Om een ​​draadloos apparaat aan te sluiten, moet u een profiel van de nieuwe verbinding maken met "air", waarbij we de naam van het profiel zelf en de Wi-Fi-infrastructuur invoeren waarmee u verbinding wilt maken. Het aantal nieuw gemaakte profielen moet overeenkomen met het aantal netwerken dat is verenigd in WDS.

WDS-instelling

Om het WDS-configuratieproces te voltooien, openen we opnieuw de WAP-instellingen, waar we de juiste configuratie op het gewenste tabblad selecteren. Het is mogelijk dat dit niet wordt gespecificeerd - dit kan alleen maar betekenen dat het standaardpunt zal werken als een repeater.

Zoek de velden om de MAC-adressen op te geven van de punten waarmee het geconfigureerde apparaat mag werken. Hier moet u de MAC-adressen invoeren van de basisstations die in WDS werken.

Het MAC-adres van het toegangspunt vinden is heel eenvoudig: u hoeft alleen maar de verbindingseigenschappen van het gewenste profiel te openen.

WDS-beveiliging

Ter bescherming tegen onverwachte gasten wordt ten zeerste aangeraden filters toe te passen op MAC-adressen, vervolgens de SSID te verbergen en vervolgens de gegevens te coderen met WEP (WPA in het draadloze distributiesysteem wordt niet ondersteund) eerst in de instellingen van alle toegangspunten en vervolgens in de opties van de verbonden apparaten.

Het commando ipconfig / all, ingetypt in de opdrachtregel, toont de IP- en MAC-adressen voor client-apparaten. Nadat de wifi-puntconfiguratie-interface is geopend, vullen we de lijst met toegestane adressen in met die van ons, waardoor de verbindingsvergrendeling voor alle andere onbekende apparaten wordt ingesteld.

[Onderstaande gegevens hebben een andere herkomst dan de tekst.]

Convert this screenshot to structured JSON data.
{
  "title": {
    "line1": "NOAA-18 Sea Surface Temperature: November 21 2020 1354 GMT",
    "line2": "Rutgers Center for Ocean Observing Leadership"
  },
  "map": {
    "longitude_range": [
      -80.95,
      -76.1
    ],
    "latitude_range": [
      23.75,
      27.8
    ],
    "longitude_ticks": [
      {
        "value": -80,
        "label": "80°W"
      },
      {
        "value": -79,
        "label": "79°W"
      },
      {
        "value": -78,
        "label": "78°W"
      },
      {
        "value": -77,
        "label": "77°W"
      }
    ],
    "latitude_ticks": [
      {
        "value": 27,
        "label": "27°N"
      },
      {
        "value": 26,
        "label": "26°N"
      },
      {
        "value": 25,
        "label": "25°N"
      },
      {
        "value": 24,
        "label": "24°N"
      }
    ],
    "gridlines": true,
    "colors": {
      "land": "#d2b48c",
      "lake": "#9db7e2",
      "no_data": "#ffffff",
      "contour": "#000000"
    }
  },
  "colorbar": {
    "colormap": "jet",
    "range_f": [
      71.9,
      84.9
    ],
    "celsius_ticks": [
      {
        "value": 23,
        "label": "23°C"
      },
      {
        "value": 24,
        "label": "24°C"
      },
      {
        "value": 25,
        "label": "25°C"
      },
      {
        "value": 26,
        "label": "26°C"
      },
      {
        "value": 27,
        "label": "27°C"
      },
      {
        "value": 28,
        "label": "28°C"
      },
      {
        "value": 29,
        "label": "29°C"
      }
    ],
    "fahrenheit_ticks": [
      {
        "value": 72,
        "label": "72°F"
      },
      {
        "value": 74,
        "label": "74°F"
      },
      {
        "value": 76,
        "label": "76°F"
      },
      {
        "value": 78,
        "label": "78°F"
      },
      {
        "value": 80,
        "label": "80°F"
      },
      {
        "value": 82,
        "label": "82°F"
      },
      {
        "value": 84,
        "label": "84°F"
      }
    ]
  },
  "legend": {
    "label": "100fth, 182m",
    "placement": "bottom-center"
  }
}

Beveiliging en codering worden ook geconfigureerd via het bedieningspaneel van het zelfstandige apparaat. Voor een soepele werking van de infrastructuur is het noodzakelijk om dezelfde coderingsmethode te specificeren en de opties van alle basisstations in te voeren.

WDS-controle

Als alles correct was aangesloten, kunnen de aangesloten apparaten via het netwerk met elkaar werken.